I know it has been some months but I only just came across this thread. Here is the Cakewalk link mentioned by ManyTracks: It does look complicated but it does work. I've been happily using my vintage UA25 ever since I upgraded to Win 10 x64 last year. Here's my take on how and why the Cakewalk hack works. Microsoft introduced device driver signing to eliminate the problem of outdated drivers blue-screening Windows or making Windows unstable. Companies issue an.inf file along with the driver to specify what versions of Windows are allowed to use it.

Features were added to Windows so that it would check the inf file and refuse to run older drivers. The inf file checking process was deliberately made difficult to access to prevent it being disabled. The inf file is actually just a text file and is editable using notepad. The trick is knowing what text to edit and how to make Windows accept the edited.inf file after editing.

Most of the complex looking instructions are concerned with these details. But why does the trick work.why no blue screen? Sometimes new driver code is required and the inf file does it's job by blocking access to the older driver. Other times older drivers will work fine if only a new inf file were available or the original tweaked to accept a new Windows version. So why no 'official' manufacturer's inf file update?

Could it be that it is more lucrative to force users to buy new hardware? I wonder how much perfectly functional hardware has been binned because it has been deliberately made 'obsolete' in this way.

Quote: But why does the trick work.why no blue screen? Some vendors always tell the installer which OS versions to accept as a safety precaution, based on the OS's they have officially tested. Since they don't continue to support the product, which means they don't test in the newer OS version, they don't update the installer. If you change that in the inf so that Windows 10 is in the version list it will install. That says nothing about how well the driver will or won't work but if it works go for it. Other than that, it's still a matter of time before that device becomes even more obsolete. I have Edirol UA25-EX, and it works just fine under windows 10.

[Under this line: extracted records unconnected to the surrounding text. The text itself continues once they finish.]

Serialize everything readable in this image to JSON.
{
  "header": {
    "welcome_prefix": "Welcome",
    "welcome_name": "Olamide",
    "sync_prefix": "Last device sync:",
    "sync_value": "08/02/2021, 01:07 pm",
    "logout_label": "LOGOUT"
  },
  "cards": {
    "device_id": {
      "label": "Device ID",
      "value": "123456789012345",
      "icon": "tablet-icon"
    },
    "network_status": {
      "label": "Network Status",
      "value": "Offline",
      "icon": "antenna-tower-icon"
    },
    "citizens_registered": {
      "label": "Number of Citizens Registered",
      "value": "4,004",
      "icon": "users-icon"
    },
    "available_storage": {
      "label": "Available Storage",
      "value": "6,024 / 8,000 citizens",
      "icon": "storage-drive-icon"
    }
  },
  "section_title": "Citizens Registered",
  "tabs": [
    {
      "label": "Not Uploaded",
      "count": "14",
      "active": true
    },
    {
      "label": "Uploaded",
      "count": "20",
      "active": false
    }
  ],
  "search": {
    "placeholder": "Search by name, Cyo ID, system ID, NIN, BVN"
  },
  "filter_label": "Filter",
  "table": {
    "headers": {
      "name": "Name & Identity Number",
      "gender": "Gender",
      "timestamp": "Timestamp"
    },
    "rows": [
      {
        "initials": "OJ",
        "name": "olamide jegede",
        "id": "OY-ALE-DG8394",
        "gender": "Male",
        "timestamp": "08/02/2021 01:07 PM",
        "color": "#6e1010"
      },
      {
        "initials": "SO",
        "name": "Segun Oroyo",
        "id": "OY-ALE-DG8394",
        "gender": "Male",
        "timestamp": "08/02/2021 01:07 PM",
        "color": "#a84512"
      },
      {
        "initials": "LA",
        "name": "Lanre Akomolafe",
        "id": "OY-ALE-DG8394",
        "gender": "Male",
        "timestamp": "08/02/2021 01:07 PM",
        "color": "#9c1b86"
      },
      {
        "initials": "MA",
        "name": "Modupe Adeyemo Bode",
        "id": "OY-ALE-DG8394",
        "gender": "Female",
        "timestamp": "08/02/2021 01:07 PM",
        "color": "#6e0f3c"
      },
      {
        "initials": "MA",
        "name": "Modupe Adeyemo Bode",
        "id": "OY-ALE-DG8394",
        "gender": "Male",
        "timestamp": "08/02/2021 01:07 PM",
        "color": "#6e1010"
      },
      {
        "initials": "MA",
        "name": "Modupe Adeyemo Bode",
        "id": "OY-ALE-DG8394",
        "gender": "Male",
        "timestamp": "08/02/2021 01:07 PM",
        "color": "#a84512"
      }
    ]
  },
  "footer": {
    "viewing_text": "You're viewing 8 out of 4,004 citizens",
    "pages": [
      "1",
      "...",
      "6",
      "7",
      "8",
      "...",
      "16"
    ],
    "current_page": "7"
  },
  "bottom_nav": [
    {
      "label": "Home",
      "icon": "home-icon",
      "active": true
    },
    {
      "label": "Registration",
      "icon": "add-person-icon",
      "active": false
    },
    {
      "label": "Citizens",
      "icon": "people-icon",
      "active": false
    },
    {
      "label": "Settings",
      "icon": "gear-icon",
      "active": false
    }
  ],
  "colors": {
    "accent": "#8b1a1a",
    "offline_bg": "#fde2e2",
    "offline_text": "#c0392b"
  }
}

I seem to recall it worked without a hitch when I plugged it into my windows 10 laptop, but when I installed windows 10 on my DAW, it didn't straight away. I think all I did was reinstall the latest drivers, and it worked. I seem to recall being a little worried for a second, remembering it worked on my laptop, and not having to go to much trouble to get it working. It works as well as ever right now, for sure. EDIT: It may have to do with having the USB plugged in during windows 10 upgrade. For DAW it was, for laptop not, I seem to remember there is a plug in procedure for installing its drivers. Hi, Yes it will be 'obsolete' for 10 and further.But its still a viable production asset.

Realtek 8188ee Windows 10 Driver. That's why I still have an os9 Mac running.and why I dumped apple.I'm not buying a new computer just when apple or ms decide they need to make a 'boat payment'. And I'll probably still have an xp box around for many years also.

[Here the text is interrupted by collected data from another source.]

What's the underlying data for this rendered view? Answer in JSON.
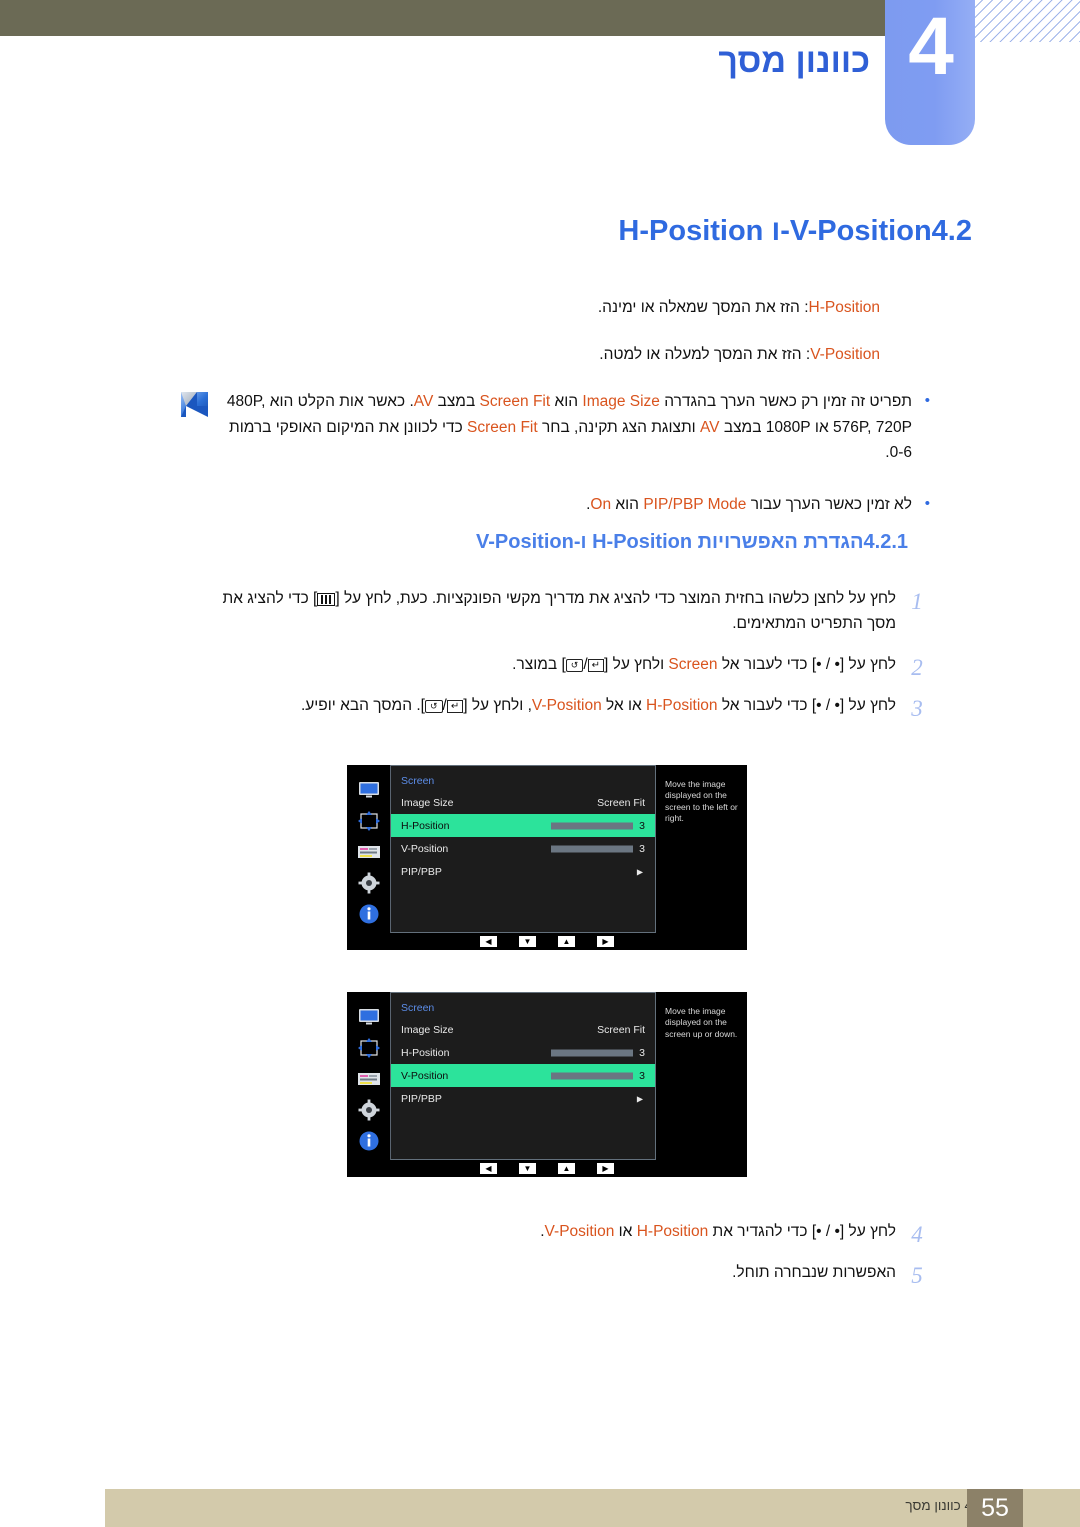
{
  "header": {
    "chapter_number": "4",
    "chapter_title": "כוונון מסך"
  },
  "section": {
    "number": "4.2",
    "title": "H-Position ו-V-Position"
  },
  "descriptions": {
    "h_position_label": "H-Position",
    "h_position_text": ": הזז את המסך שמאלה או ימינה.",
    "v_position_label": "V-Position",
    "v_position_text": ": הזז את המסך למעלה או למטה."
  },
  "notes": {
    "icon": "note-page-icon",
    "bullet1": {
      "part_a": "תפריט זה זמין רק כאשר הערך בהגדרה ",
      "image_size": "Image Size",
      "part_b": " הוא ",
      "screen_fit_1": "Screen Fit",
      "part_c": " במצב ",
      "av_1": "AV",
      "part_d": ". כאשר אות הקלט הוא ",
      "res_1": "480P, 576P, 720P",
      "part_e": " או ",
      "res_2": "1080P",
      "part_f": " במצב ",
      "av_2": "AV",
      "part_g": " ותצוגת הצג תקינה, בחר ",
      "screen_fit_2": "Screen Fit",
      "part_h": " כדי לכוונן את המיקום האופקי ברמות 0-6."
    },
    "bullet2": {
      "part_a": "לא זמין כאשר הערך עבור ",
      "pip_pbp_mode": "PIP/PBP Mode",
      "part_b": " הוא ",
      "on": "On",
      "part_c": "."
    }
  },
  "subsection": {
    "number": "4.2.1",
    "title": "הגדרת האפשרויות H-Position ו-V-Position"
  },
  "steps": [
    {
      "num": "1",
      "text_a": "לחץ על לחצן כלשהו בחזית המוצר כדי להציג את מדריך מקשי הפונקציות. כעת, לחץ על [",
      "glyph": "menu-bars-icon",
      "text_b": "] כדי להציג את מסך התפריט המתאימים."
    },
    {
      "num": "2",
      "text_a": "לחץ על [",
      "dot1": "•",
      "sep": " / ",
      "dot2": "•",
      "text_b": "] כדי לעבור אל ",
      "screen": "Screen",
      "text_c": " ולחץ על [",
      "glyph2": "return-loop-icon",
      "text_d": "] במוצר."
    },
    {
      "num": "3",
      "text_a": "לחץ על [",
      "text_b": "] כדי לעבור אל ",
      "h_position": "H-Position",
      "text_c": " או אל ",
      "v_position": "V-Position",
      "text_d": ", ולחץ על [",
      "text_e": "]. המסך הבא יופיע."
    },
    {
      "num": "4",
      "text_a": "לחץ על [",
      "text_b": "] כדי להגדיר את ",
      "h_position": "H-Position",
      "text_c": " או ",
      "v_position": "V-Position",
      "text_d": "."
    },
    {
      "num": "5",
      "text_a": "האפשרות שנבחרה תוחל."
    }
  ],
  "osd": {
    "rail_icons": [
      "monitor-icon",
      "position-arrows-icon",
      "picture-settings-icon",
      "gear-icon",
      "info-icon"
    ],
    "footer_keys": [
      "◀",
      "▼",
      "▲",
      "▶"
    ],
    "menu1": {
      "heading": "Screen",
      "rows": [
        {
          "label": "Image Size",
          "value": "Screen Fit",
          "type": "text",
          "selected": false
        },
        {
          "label": "H-Position",
          "value": "3",
          "type": "slider",
          "selected": true
        },
        {
          "label": "V-Position",
          "value": "3",
          "type": "slider",
          "selected": false
        },
        {
          "label": "PIP/PBP",
          "value": "▶",
          "type": "arrow",
          "selected": false
        }
      ],
      "help": "Move the image displayed on the screen to the left or right."
    },
    "menu2": {
      "heading": "Screen",
      "rows": [
        {
          "label": "Image Size",
          "value": "Screen Fit",
          "type": "text",
          "selected": false
        },
        {
          "label": "H-Position",
          "value": "3",
          "type": "slider",
          "selected": false
        },
        {
          "label": "V-Position",
          "value": "3",
          "type": "slider",
          "selected": true
        },
        {
          "label": "PIP/PBP",
          "value": "▶",
          "type": "arrow",
          "selected": false
        }
      ],
      "help": "Move the image displayed on the screen up or down."
    }
  },
  "footer": {
    "page_number": "55",
    "text": "4 כוונון מסך"
  },
  "colors": {
    "header_olive": "#6b6a55",
    "chapter_blue": "#7f9cf2",
    "title_blue": "#2f6ae0",
    "orange": "#d9541e",
    "osd_highlight": "#2ce39b",
    "footer_tan": "#d3caab",
    "footer_page_bg": "#8c8168"
  }
}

I actually still wish I had not sold my Atari. Sorry for the ot, but I have a problem with planned obsolescence. The grandaddy is avid $5 to $10k control surfaces that they decide are 'obsolete'. Thank God I never gave THEM any money. Roland is one of the great legends of proprietary formats and stringing customers along with little cartridges and things, going back to the 80s.

They still adhere to this business model, though they can't do so to the extent they did in the 80s, where to get the most out of a synth or sampler meant buying endless special cartridges, disks with proprietary sample formats, whatever. I still love their gear, dammit, have a roomful of it. But they're terrible about milking customers and enforced convalescence of their legacy products, I have a UA-25 also (bizarre fact: I got it from the guitarist for Men Without Hats) and am frankly surprised they maintained support all the way to Win 8, the usual Roland m.o.

Would have had them dropping it at XP and using Microsoft's ending of support for XP as an excuse. I use the UA with an old XP laptop I use for managing hardware synth editing and banks so I haven't tried running it under 10 and don't plan to try.